Игнац вторично говорит: "Ладно". Откуда ему знать, что тот человек вовсе не умер, что нож только скользнул по ребрам?

Теперь комиссар инструктирует его. В первую голову Анатоль, конечно. И вообще все. Что, как, где. Игнац тщательно запоминает. Наконец-то ему дают возможность стать приличным человеком. Наконец-то он будет получать ежемесячное жалование да сверх того еще сдельно, с головы. Наконец, он будет держать в руках человеческие судьбы. Он, косоглазый Игнац, которого до сих пор судьба швыряла, как слепого щенка.
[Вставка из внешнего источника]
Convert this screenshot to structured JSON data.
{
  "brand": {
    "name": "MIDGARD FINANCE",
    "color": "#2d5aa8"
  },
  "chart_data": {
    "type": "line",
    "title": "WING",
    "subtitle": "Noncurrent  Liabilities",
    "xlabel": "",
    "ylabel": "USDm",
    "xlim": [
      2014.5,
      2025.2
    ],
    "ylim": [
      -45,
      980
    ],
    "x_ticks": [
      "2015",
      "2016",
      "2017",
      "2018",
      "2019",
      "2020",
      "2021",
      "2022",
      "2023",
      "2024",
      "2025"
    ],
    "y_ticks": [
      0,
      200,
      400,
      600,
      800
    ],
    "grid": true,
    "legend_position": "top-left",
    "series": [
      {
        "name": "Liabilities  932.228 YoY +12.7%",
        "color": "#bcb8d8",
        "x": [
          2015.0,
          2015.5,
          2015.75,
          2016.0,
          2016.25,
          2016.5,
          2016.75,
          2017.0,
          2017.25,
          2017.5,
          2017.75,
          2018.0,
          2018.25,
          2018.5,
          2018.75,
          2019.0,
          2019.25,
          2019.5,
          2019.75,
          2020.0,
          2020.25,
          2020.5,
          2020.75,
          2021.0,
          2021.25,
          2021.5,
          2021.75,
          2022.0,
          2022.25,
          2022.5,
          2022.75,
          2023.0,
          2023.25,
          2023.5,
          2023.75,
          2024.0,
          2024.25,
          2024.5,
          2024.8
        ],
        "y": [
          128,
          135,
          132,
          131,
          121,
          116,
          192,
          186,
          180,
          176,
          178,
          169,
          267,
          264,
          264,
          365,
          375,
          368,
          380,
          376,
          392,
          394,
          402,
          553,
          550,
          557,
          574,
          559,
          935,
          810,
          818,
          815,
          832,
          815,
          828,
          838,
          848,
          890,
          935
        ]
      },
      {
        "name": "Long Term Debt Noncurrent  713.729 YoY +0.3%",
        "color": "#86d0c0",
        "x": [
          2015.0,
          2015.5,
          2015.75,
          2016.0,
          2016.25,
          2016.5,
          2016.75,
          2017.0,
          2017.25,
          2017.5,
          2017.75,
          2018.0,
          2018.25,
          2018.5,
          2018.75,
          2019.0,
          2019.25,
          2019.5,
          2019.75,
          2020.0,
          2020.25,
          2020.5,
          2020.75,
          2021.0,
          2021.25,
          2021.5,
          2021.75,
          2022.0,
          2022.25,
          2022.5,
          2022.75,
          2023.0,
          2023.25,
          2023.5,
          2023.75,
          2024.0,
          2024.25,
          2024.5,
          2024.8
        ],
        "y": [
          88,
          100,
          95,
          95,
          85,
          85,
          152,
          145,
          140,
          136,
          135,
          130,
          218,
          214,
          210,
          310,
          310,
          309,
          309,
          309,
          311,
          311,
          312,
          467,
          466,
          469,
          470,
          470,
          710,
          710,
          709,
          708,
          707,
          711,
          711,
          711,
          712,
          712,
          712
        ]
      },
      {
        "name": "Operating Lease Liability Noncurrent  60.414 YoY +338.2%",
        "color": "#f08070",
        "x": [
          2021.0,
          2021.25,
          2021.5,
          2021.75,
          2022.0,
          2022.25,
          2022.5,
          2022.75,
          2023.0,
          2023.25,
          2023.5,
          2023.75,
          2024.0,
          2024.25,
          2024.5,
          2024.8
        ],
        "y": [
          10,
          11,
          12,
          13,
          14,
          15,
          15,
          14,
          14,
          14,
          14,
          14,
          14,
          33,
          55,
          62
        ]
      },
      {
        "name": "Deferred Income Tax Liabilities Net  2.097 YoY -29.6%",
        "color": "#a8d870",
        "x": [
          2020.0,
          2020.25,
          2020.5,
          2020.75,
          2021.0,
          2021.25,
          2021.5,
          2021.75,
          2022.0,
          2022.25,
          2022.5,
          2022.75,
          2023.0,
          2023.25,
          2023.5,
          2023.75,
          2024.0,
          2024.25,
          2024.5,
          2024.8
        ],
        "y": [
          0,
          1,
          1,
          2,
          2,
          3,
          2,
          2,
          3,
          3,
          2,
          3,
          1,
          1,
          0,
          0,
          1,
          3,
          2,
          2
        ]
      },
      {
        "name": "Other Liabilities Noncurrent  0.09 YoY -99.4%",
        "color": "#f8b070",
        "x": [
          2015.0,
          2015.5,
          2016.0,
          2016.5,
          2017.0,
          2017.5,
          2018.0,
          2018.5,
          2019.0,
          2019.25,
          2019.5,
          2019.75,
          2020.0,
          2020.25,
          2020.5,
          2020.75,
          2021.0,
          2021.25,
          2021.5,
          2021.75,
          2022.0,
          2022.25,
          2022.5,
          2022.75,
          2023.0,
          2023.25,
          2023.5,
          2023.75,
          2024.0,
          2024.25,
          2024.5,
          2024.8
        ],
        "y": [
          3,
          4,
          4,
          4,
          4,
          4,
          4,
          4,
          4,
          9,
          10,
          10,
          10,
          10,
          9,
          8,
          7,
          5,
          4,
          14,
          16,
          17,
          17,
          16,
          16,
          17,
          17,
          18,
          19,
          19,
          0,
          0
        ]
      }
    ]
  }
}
Дальше все идет легко. Как же не поверить забитому жизнью бедняку?

В душе Игнац смеется над их легковерием, над их молодым энтузиазмом, над их горячей верой. Смеется, когда ему поручают выполнить работу, о которой в тот же день узнает господин комиссар полиции. Когда его хвалят за горячую преданность, Игнац лишь смеется в душе над человеческой глупостью.

Лишь изредка по его телу пробегает внезапная дрожь: это когда на него зорко глянут голубые глаза Анатоля. Будто насквозь его видят. Будто видят иудины серебреники во внутреннем кармане его истрепанного пиджака. Будто видят мерзкий страх, охватывающий Игнаца, когда он предстает перед комиссаром и тот хмурится, что мало сведений.

Игнац старается изо всех сил. Подгоняет, подстрекает: скорей, больше, стремительней. Ему грезится день, когда комиссар, потирая руки, похлопает его, Игнаца, по плечу. Когда он скажет: "Мы повышаем тебе жалованье".

Хотя, что ему за радость от этих денег? Он трепещет, как бы не заметили. Боится купить себе новый костюм. Боится забежать в кабачок. Всюду мерещатся подозрительные, выслеживающие глаза. Взгляд жены - она знает, догадывается. Взгляд Анатоля - он уже напал на след. Взгляд прохожего на улице - и он видит.

Лишь изредка, когда все это уж очень допечет его, он напивается до беспамятства. И тогда - за город с девочками. Но и там страх, которого не заглушает и водка. Увидят, теперь уж не вывернуться! Сделают с ним что-то страшное.

И он возвращается домой, разбитый и перепуганный еще больше.

Шпик - скрипит лестница. Шпик - стонут в петлях трухлявые двери. Шпик - трещит пол. Шпик - тяжело посапывает спящий ребенок.

Он забивается в угол постели, устремив расширенные глаза во мрак. Шпик - дышит темнота.

Жена шевельнется на кровати, и Игнац замирает от страха. Услышит, вскочит с криком, побежит туда, к ним. Расскажет. Они придут. Каменные лица, ледяной взгляд Анатоля, тяжелые обезумевшие кулаки. И потом - что-то страшное, непостижимое. Он настороженно ждет: если жена шевельнется еще раз - значит, слышала. И тогда не остается ничего иного - за горло, придавить голову подушкой, нажать коленом. Все равно, что будет после. Но жена спит, хотя погасающие остатки угля в печке громко шипят: шпик! Покрытое шрамами худое тело Игнаца обливается потом. Ему хочется во весь голос вопить о спасении. Но кто придет на его зов, на зов шпика? Господин комиссар ясно сказал: должен действовать на собственный риск и страх. Нет спасения, нет надежды, нет помощи! Погиб, неотвратимо погиб косоглазый Игнац, шпик, оплачиваемый помесячно и с головы.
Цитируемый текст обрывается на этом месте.